Saturday, February 11, 2012

SEPARATION OF CHURCH AND STATE FROM THE PAGAN POINT OF VIEW

All this manufactured hoo haw over insurance companies paying for birth control for women even if the outfit they’re working for is church affiliated, got me to thinking. Dangerous I know. And it is manufactured. If the editorial in the Register Guard is accurate over half the states in the country require insurance companies to cover contraceptives. So, gentlemen, please take your outrage elsewhere.

Recently picked up a little volume on women in church history; Catholic church history so you know there is a bit of an inbuilt bias. The first is Prisca or Priscilla who worked with Paul. One of the early churches was in Ephesus, located in what is now Turkey. Ephesus was also the site of a major temple of Artemis with a well attended festival held every year. And every year the silver smiths did a land office business in little silver images of Artemis. Not content to mind their own souls, the church in Ephesus went after the pagans for their “obscene” images. The church, successfully minding other people’s business for nearly two thousand years.

Jump forward to the late fifth century. Newly converted to the Roman branch of the church by his wife Clotilde, Clovis of the Franks sets out to share the joys of his new faith with the people he rules; at the point of a sword. Here’s to you great great grand dad, four dozen or so times removed. You can choose your friends. All you can do with your ancestors is to try not the repeat their mistakes. Clovis was one of the original “my way or the highway” missionaries.

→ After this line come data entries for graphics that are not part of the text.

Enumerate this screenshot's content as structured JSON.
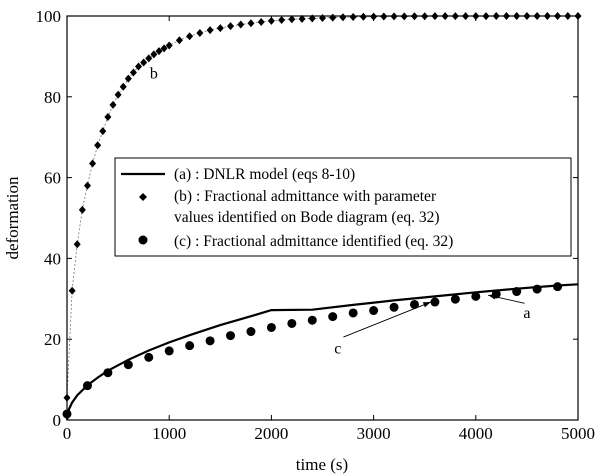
{
  "chart_data": {
    "type": "line",
    "xlabel": "time (s)",
    "ylabel": "deformation",
    "xlim": [
      0,
      5000
    ],
    "ylim": [
      0,
      100
    ],
    "xticks": [
      0,
      1000,
      2000,
      3000,
      4000,
      5000
    ],
    "yticks": [
      0,
      20,
      40,
      60,
      80,
      100
    ],
    "grid": false,
    "legend_position": "center-right",
    "series": [
      {
        "key": "a",
        "name": "(a) : DNLR model (eqs 8-10)",
        "style": "solid-line",
        "color": "#000000",
        "x": [
          0,
          20,
          50,
          100,
          200,
          300,
          400,
          600,
          800,
          1000,
          1200,
          1500,
          1800,
          2000,
          2400,
          2800,
          3200,
          3600,
          4000,
          4400,
          4800,
          5000
        ],
        "y": [
          0,
          2.7,
          4.3,
          6.1,
          8.6,
          10.5,
          12.2,
          14.9,
          17.2,
          19.2,
          21.0,
          23.5,
          25.7,
          27.2,
          27.3,
          28.5,
          29.6,
          30.6,
          31.6,
          32.5,
          33.3,
          33.6
        ]
      },
      {
        "key": "b",
        "name": "(b) : Fractional admittance with parameter values identified on Bode diagram (eq. 32)",
        "style": "diamond-markers",
        "color": "#000000",
        "x": [
          0,
          50,
          100,
          150,
          200,
          250,
          300,
          350,
          400,
          450,
          500,
          550,
          600,
          650,
          700,
          750,
          800,
          850,
          900,
          950,
          1000,
          1100,
          1200,
          1300,
          1400,
          1500,
          1600,
          1700,
          1800,
          1900,
          2000,
          2100,
          2200,
          2300,
          2400,
          2500,
          2600,
          2700,
          2800,
          2900,
          3000,
          3100,
          3200,
          3300,
          3400,
          3500,
          3600,
          3700,
          3800,
          3900,
          4000,
          4100,
          4200,
          4300,
          4400,
          4500,
          4600,
          4700,
          4800,
          4900,
          5000
        ],
        "y": [
          5.5,
          32,
          43.5,
          52,
          58,
          63.5,
          68,
          71.5,
          75,
          78,
          80.5,
          82.5,
          84.5,
          86,
          87.5,
          88.5,
          89.5,
          90.5,
          91.3,
          92,
          92.7,
          94,
          95,
          95.8,
          96.5,
          97,
          97.5,
          97.9,
          98.2,
          98.5,
          98.8,
          99,
          99.2,
          99.3,
          99.4,
          99.5,
          99.6,
          99.7,
          99.75,
          99.8,
          99.85,
          99.88,
          99.9,
          99.92,
          99.94,
          99.95,
          99.96,
          99.97,
          99.97,
          99.98,
          99.98,
          99.98,
          99.99,
          99.99,
          99.99,
          99.99,
          100,
          100,
          100,
          100,
          100
        ]
      },
      {
        "key": "c",
        "name": "(c) : Fractional admittance identified (eq. 32)",
        "style": "circle-markers",
        "color": "#000000",
        "x": [
          0,
          200,
          400,
          600,
          800,
          1000,
          1200,
          1400,
          1600,
          1800,
          2000,
          2200,
          2400,
          2600,
          2800,
          3000,
          3200,
          3400,
          3600,
          3800,
          4000,
          4200,
          4400,
          4600,
          4800
        ],
        "y": [
          1.5,
          8.5,
          11.7,
          13.7,
          15.5,
          17.1,
          18.4,
          19.6,
          20.9,
          21.9,
          22.9,
          23.9,
          24.7,
          25.6,
          26.5,
          27.1,
          27.9,
          28.6,
          29.2,
          29.9,
          30.6,
          31.2,
          31.8,
          32.4,
          33.0
        ]
      }
    ],
    "annotations": [
      {
        "text": "b",
        "x": 850,
        "y": 84.5
      },
      {
        "text": "a",
        "x": 4500,
        "y": 25.3,
        "arrow_to": [
          4120,
          30.9
        ]
      },
      {
        "text": "c",
        "x": 2650,
        "y": 16.5,
        "arrow_to": [
          3560,
          29.2
        ]
      }
    ]
  }
}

Surprising how many worshipers of the Old Gods chose the highway rather than convert, or kept as many of their old customs as they could for nearly a thousand years. No wonder the church made attending mass mandatory. At least many of the old ways did survive until they were caught between the hammer of the Reformation, the anvil of the Counter Reformation and the general you’re either with us or against us of European nation building. Even then, some folks on the fringes of Europe, the western highlands of Scotland and the western Isles, kept fragments alive well into the nineteenth century.

We don’t usually look at it from the pagan point of view, but I’m guessing that many of my unnamed and unknown pagan ancestors would have appreciated a little separation of church and state in their own time.

2 comments:

Lisa :-] said...

I personally am struck by the anti-feminine tone of abrahamic religions. These guys have felt threatened by women for millenia, and so have created a God who keeps women firmly in their place. I am certain the Creator did not intend for one-half of the human race to be trod upon by the other half...

JACKIE said...

Kathleen Norris said something along the lines of "the patriarchal men have never gotten over the fact that they needed a woman to get here."